Жизнь как цепочка обстоятельств — страница 30 из 40

Пока шла домой, Марина все думала о себе и Сережке. В памяти всплывали, как лоскуты, обрывки прошлой жизни, казавшиеся теперь очень романтичными. Детские мечты о счастье, влюбленный Костров, потерявший голову, его ухаживания, уговоры о замужестве… И следующие десять лет… Вспоминалось, как пылинки сдувал, баловал подарками, потакал прихотям, как лечил, развлекал, баюкал… Недавние картины поездки по Испании вставали перед глазами, и Марине казалось, что она была счастлива тогда…

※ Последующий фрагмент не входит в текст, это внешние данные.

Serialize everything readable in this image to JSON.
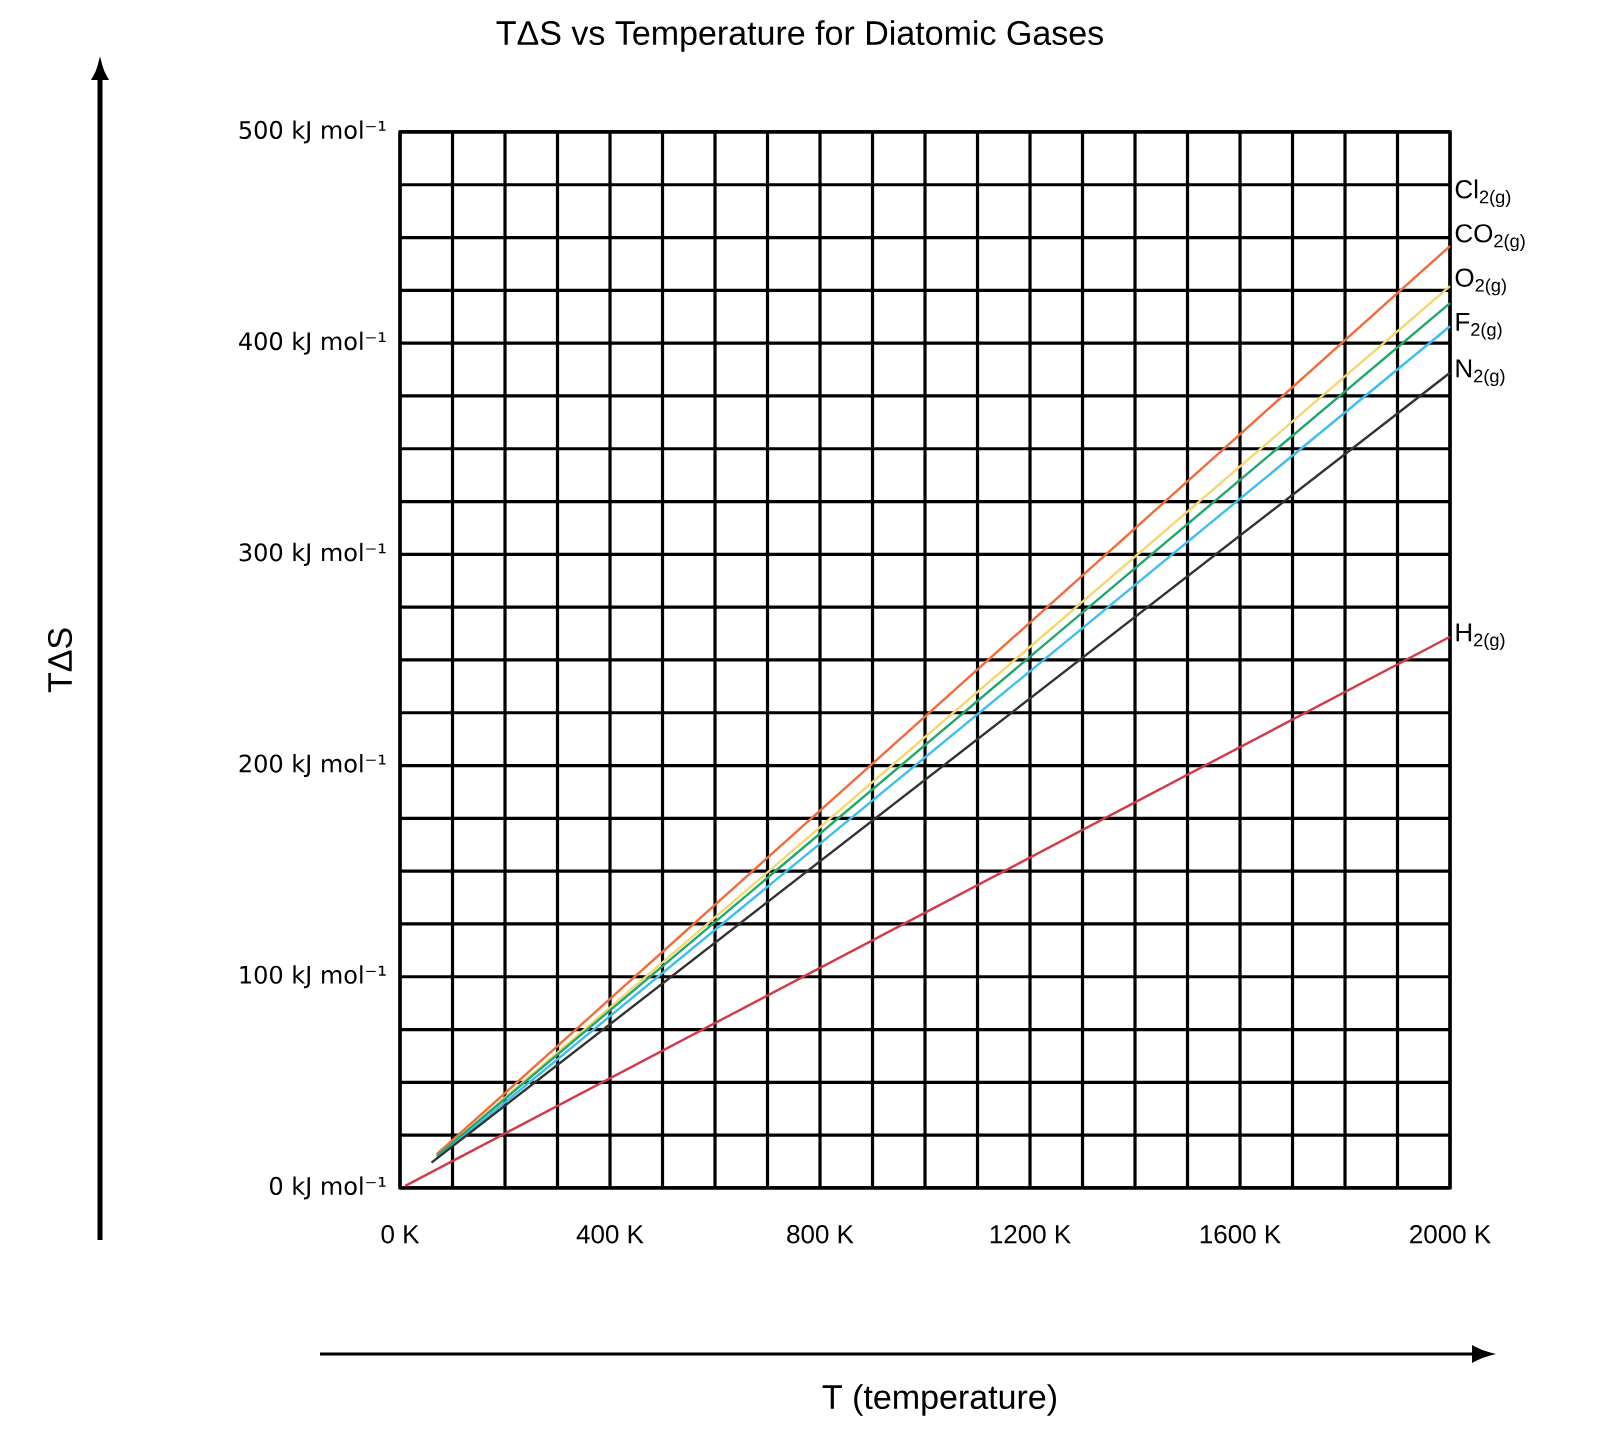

Но потом зароились впечатления последних встреч, его приходы за барахлом, равнодушие к сыну и дочери. «Говорят, детям тяжелее, – думала Марина. – Ну, не знаю. Они хоть не отвечают ни за что. А я… Все теперь на мне!.. Сволочь, как же я его ненавижу!» В прошлой жизни проблемы делились на двоих, и основная их тяжесть, само собой, ложилась на плечи Кострова. Теперь… «Ладно – я, но от детей отречься! Сволочь… Ненавижу!»

4

– А папа лампу забрал, – сказал Миша, чувствуя себя безнадежно плохим и опасаясь, что мама заговорит именно об этом.

Марина опустилась на диванчик в прихожей.

– Какую еще лампу? – спросила устало.

– У вас в спальне висела. Синюю такую лампу, – поспешно доложил мальчик. – А я тебя ждал и очень хорошо сидел… И папе помог лампу снимать. И он меня похвалил, – соврал Миша, с тревогой глядя на маму. – Я все хорошо делал и ничего не сломал. Я тебя ждал… А Таня не пришла…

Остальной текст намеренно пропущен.